Israel’s actions in seeking the destruction of Iran’s nuclear programme – whilst refusing to acknowledge its own nuclear arsenal, not allowing IAEA inspections nor signing up to the nuclear Non-Proliferation Treaty – are the height of nuclear hypocrisy. As currently the only other country in the region with the potential to become a nuclear weapons state in the foreseeable future, Iran’s cooperation in any solution is equally essential. However, such a treaty is also critical to halt the potential of further nuclear proliferation from countries including Saudi Arabia.
The need for a nuclear weapons-free zone in the Middle East is more urgent than ever. Britain, as a primary sponsor of the UN resolution calling for this Treaty has a critical role to play in progressing this.

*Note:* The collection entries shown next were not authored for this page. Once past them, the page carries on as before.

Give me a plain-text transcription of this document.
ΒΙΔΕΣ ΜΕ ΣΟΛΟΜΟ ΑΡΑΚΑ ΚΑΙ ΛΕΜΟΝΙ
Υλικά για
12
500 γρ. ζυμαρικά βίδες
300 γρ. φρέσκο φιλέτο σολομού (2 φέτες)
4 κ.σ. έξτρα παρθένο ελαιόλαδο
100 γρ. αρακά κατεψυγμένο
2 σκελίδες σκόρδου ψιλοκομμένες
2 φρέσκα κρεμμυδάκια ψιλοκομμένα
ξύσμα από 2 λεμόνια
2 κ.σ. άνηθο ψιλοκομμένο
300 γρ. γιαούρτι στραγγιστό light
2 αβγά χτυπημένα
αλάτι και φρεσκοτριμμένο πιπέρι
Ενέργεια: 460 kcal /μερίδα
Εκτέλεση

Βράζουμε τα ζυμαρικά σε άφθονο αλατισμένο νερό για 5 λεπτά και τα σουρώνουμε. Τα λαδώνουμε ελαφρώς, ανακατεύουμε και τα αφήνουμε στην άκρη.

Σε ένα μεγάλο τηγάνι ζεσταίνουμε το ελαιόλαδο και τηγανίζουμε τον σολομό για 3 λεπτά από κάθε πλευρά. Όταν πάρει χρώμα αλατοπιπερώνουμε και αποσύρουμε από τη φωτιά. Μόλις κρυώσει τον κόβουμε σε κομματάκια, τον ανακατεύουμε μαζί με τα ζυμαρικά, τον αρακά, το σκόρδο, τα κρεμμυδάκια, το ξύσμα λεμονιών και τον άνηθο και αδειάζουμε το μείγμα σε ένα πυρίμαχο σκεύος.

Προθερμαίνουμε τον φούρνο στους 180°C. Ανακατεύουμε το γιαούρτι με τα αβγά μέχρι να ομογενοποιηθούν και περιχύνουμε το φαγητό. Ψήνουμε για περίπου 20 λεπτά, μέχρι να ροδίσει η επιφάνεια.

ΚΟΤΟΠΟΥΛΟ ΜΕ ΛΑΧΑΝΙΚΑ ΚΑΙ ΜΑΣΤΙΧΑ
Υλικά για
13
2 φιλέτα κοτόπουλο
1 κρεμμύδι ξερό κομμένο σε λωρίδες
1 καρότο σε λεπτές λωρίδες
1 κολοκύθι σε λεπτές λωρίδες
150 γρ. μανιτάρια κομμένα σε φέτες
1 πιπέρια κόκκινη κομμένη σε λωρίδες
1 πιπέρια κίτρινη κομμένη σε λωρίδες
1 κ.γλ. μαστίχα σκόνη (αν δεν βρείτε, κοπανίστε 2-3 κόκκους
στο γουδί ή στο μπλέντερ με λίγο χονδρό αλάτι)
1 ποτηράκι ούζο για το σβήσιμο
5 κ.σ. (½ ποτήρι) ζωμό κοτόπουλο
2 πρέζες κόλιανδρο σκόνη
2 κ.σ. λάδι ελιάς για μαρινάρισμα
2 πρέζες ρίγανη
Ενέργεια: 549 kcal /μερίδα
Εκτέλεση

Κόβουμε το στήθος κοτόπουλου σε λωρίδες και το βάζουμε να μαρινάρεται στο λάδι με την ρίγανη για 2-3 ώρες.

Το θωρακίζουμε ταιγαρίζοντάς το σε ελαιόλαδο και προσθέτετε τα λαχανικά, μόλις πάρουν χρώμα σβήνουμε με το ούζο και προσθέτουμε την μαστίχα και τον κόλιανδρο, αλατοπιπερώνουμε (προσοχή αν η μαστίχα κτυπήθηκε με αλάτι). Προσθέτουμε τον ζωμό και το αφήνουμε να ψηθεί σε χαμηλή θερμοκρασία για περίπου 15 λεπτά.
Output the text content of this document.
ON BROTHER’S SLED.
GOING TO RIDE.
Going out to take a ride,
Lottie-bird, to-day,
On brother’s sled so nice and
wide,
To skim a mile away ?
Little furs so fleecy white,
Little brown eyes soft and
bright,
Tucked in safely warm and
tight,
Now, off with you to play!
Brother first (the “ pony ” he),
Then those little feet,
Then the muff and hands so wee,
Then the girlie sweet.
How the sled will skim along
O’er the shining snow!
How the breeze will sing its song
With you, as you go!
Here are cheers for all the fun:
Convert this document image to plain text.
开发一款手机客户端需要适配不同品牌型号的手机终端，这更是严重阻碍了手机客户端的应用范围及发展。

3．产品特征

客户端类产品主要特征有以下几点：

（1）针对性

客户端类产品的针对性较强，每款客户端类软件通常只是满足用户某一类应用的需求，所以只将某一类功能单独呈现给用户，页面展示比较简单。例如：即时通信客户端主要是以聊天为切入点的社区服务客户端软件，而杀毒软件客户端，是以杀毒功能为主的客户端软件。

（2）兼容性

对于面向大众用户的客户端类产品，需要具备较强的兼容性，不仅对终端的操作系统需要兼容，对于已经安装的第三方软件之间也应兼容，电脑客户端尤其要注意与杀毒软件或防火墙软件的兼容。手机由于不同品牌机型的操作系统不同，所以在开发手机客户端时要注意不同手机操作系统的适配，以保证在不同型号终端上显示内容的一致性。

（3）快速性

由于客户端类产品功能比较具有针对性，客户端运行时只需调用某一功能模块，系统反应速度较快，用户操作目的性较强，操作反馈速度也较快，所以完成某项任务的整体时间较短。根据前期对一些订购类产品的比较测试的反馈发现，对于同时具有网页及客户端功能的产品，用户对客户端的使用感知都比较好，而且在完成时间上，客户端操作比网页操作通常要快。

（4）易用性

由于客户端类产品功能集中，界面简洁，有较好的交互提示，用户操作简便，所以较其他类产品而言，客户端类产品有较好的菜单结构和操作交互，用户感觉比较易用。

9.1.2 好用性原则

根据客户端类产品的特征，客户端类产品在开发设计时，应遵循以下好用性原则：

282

Global nuclear disarmament
This crisis also exposed the wider nuclear hypocrisy of all nuclear weapons states, including those that have signed up to the NPT. Instead of abiding by their commitments in the NPT to take steps to disarm their nuclear weapons, these states are increasing and modernising their arsenals.
Furthermore, countries like Britain, justify the use of their nuclear weapons against non-nuclear weapons states that are signatories to the NPT who are in ‘material breach of those non-proliferation obligations’.
Far from countering proliferation, these actions of nuclear weapons states only increase the risk of non-nuclear weapons states seeking their own nuclear arsenals.
It is therefore vital that public pressure is strengthened nationally and globally for nuclear disarmament, including the adherence to international disarmament frameworks like the NPT and the Treaty for the Prohibition of Nuclear Weapons.